Summary: US non-farm payrolls up 114,000 in July, below expectations; previous two months’ figures revised down by 29,000; jobless rate rises to 4.3%, participation rate ticks up to 62.7%; Citigroup: labour market reaching point of further non-linear weakening; US Treasury yields dive; expectations of Fed rate cuts harden; employed-to-population ratio slips to 60.0%; underutilisation rate rises to 7.8%; annual hourly pay growth slows to 3.6%.
The US economy ceased producing jobs in net terms as infection controls began to be implemented in March 2020. The unemployment rate had been around 3.5% but that changed as job losses began to surge through March and April of 2020. The May 2020 non-farm employment report represented a turning point and subsequent months provided substantial employment gains which have continued to the present.
According to the US Bureau of Labor Statistics, the US economy created an additional 114,000 jobs in the non-farm sector in July. The increase was considerably less than the 206,000 rise which had been generally expected as well as the 179,000 jobs which had been added in June. Employment figures for June and May were revised down by a total of 29,000.
The total number of unemployed increased by 352,000 to 7.163 million while the total number of people who were either employed or looking for work increased by 419,000 to 168.429 million.

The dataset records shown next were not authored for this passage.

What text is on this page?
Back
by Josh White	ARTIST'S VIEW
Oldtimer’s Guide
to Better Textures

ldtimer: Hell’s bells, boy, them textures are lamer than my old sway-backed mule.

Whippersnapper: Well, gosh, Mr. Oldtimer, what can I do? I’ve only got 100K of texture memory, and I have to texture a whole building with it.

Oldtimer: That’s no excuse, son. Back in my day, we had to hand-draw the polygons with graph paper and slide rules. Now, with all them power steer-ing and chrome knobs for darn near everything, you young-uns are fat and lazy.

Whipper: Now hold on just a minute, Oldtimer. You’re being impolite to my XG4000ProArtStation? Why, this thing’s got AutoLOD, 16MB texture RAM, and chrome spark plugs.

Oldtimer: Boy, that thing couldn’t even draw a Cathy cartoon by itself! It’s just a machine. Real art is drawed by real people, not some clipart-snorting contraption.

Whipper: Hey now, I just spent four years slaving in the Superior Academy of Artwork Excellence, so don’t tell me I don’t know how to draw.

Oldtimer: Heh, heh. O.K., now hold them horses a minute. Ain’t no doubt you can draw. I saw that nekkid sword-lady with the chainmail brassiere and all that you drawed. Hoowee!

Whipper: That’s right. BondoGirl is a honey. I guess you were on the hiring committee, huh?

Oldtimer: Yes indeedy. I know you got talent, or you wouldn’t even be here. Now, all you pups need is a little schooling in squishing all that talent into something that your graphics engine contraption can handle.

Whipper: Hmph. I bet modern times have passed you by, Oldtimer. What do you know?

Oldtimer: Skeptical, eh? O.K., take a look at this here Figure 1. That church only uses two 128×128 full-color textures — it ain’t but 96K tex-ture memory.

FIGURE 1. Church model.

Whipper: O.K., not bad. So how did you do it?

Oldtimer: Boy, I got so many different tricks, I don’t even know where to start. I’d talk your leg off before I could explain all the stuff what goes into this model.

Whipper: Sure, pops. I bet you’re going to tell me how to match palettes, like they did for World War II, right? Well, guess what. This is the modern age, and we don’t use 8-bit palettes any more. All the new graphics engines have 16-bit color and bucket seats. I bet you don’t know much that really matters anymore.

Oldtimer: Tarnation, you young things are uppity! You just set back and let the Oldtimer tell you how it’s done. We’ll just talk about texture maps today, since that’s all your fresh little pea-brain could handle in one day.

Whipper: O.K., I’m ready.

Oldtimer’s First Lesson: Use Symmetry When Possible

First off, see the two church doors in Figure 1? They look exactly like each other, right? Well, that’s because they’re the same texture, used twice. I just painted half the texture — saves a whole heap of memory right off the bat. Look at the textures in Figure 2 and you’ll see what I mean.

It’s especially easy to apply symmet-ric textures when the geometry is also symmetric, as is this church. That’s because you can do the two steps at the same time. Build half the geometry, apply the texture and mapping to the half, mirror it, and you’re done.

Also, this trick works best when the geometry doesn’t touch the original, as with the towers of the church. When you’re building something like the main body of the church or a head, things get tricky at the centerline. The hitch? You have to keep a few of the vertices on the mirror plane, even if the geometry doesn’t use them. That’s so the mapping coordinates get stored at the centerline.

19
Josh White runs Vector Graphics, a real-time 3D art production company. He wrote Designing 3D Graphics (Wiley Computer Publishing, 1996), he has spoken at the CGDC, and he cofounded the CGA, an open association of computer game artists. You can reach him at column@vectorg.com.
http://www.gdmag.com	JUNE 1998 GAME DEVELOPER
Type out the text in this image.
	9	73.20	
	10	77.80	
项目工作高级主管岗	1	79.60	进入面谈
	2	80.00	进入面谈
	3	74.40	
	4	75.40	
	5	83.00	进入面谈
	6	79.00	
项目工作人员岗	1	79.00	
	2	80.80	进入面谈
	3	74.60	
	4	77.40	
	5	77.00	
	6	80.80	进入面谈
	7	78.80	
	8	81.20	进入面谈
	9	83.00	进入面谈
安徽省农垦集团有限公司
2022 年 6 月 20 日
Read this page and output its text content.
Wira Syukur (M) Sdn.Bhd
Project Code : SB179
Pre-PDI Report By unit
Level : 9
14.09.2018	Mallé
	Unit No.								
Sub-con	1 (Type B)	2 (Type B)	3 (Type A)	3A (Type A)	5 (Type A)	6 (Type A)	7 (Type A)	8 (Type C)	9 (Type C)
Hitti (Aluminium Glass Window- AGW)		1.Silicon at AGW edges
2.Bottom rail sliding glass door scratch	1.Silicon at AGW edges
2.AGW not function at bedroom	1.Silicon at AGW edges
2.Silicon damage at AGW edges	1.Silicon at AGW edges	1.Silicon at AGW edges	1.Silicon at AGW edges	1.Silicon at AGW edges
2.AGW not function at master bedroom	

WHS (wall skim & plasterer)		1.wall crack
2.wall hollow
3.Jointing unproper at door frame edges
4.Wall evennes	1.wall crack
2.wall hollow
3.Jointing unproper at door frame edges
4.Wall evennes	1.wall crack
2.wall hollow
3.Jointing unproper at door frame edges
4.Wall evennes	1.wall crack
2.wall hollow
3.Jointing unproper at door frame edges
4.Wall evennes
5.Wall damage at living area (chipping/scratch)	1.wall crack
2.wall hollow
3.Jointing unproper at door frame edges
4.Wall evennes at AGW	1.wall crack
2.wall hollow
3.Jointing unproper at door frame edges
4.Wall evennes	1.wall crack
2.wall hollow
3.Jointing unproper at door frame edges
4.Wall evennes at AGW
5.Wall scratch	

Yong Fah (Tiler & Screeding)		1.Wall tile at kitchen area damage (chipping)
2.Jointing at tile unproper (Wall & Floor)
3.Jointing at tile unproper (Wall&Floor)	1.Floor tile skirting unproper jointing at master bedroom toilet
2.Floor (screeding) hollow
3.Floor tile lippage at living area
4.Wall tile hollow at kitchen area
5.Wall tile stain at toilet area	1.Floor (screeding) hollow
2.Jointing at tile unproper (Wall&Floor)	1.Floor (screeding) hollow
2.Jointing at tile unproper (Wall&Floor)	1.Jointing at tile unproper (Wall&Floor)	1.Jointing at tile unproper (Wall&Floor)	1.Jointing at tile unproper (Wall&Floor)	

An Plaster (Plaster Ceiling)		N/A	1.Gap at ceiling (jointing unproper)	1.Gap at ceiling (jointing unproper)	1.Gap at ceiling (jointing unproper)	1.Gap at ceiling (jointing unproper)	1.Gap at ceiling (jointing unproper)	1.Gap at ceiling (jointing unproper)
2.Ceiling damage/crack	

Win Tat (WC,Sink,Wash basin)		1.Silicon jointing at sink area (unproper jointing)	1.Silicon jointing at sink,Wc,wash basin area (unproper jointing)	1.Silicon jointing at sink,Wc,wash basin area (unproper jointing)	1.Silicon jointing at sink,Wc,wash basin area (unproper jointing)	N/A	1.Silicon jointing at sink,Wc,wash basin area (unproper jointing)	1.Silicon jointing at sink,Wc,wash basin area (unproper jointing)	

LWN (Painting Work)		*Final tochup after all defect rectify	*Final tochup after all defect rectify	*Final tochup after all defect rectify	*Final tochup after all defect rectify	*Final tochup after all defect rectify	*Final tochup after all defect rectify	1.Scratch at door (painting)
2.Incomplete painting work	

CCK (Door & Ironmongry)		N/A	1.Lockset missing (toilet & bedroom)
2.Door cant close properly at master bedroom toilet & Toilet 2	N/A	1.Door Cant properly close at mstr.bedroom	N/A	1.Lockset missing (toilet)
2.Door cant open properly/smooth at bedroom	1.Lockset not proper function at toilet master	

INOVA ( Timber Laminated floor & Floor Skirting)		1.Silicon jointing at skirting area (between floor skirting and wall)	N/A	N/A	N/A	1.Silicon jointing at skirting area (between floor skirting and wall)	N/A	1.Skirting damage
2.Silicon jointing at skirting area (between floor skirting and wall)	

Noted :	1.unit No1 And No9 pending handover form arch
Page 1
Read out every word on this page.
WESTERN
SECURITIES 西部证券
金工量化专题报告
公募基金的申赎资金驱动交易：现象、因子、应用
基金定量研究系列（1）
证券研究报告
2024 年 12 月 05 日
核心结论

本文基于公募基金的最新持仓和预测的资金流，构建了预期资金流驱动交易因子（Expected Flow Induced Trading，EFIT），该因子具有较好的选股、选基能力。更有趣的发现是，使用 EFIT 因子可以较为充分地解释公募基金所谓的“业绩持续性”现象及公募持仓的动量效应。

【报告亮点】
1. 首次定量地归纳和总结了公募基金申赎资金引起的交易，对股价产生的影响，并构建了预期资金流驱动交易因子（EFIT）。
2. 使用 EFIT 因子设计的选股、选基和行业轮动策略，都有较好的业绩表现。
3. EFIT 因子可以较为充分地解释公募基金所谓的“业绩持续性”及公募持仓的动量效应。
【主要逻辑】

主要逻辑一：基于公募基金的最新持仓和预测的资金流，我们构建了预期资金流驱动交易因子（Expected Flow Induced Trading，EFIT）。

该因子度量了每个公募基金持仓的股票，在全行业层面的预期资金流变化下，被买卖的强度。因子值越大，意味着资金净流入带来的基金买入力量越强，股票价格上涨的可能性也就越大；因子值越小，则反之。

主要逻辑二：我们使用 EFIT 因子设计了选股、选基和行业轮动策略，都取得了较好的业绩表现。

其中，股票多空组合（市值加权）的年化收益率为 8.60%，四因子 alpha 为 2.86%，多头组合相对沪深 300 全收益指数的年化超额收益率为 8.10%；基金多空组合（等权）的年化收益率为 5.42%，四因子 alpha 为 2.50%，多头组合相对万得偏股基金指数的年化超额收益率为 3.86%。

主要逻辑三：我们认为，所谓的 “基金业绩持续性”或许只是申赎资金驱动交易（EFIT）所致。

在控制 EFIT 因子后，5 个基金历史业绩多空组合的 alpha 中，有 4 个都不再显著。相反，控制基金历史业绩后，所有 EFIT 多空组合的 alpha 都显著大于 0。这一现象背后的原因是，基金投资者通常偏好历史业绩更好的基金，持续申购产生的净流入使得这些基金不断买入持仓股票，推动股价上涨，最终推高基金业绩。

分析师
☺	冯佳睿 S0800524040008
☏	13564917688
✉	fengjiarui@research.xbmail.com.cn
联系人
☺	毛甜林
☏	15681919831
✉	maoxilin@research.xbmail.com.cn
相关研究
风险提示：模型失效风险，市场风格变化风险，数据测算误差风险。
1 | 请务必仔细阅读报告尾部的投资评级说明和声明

These changes led to the US unemployment rate rises from 4.1% in June to 4.3%. The participation rate ticked up from 62.6% to 62.7%.
“The more-rapid rise in the unemployment in the last few months, which is now accompanied by clearer slowing in payroll job growth, is consistent with a labour market reaching a point of further non-linear weakening,” said Citigroup senior economist Veronica Clark.
US Treasury bond yields dived across the curve on the day, with falls heaviest at the short end. By the close of business, the 2-year yield had plunged 27bps to 3.88%, the 10-year yield had shed 19bps to 3.79% while the 30-year yield finished 17bps lower at 4.11%.
In terms of US Fed policy, expectations of a lower federal funds rate in the next 12 months hardened, with around eight 25bp cuts currently factored in. At the close of business, contracts implied the effective federal funds rate would average 5.11% in September, 22bps less than the current spot rate, 4.535% in November and 4.305% in December. July 2025 contracts implied 3.28%, 205bps less than the current rate.
One figure which is indicative of the “spare capacity” of the US employment market is the employment-to-population ratio. This ratio is simply the number of people in work divided by the total US population. It hit a cyclical-low of 58.2 in October 2010 before slowly recovering to just above 61% in early 2020. July’s reading slipped from 60.1% to 60.0%, some way from the April 2000 peak reading of 64.7%.
Apart from the unemployment rate, another measure of tightness in the labour market is the underutilisation rate and the latest reading of it registered 7.8%, up from 7.4% in June. Wage inflation and the underutilisation rate usually have an inverse relationship; private hourly pay growth in the year to July slowed from 3.8% to 3.6%.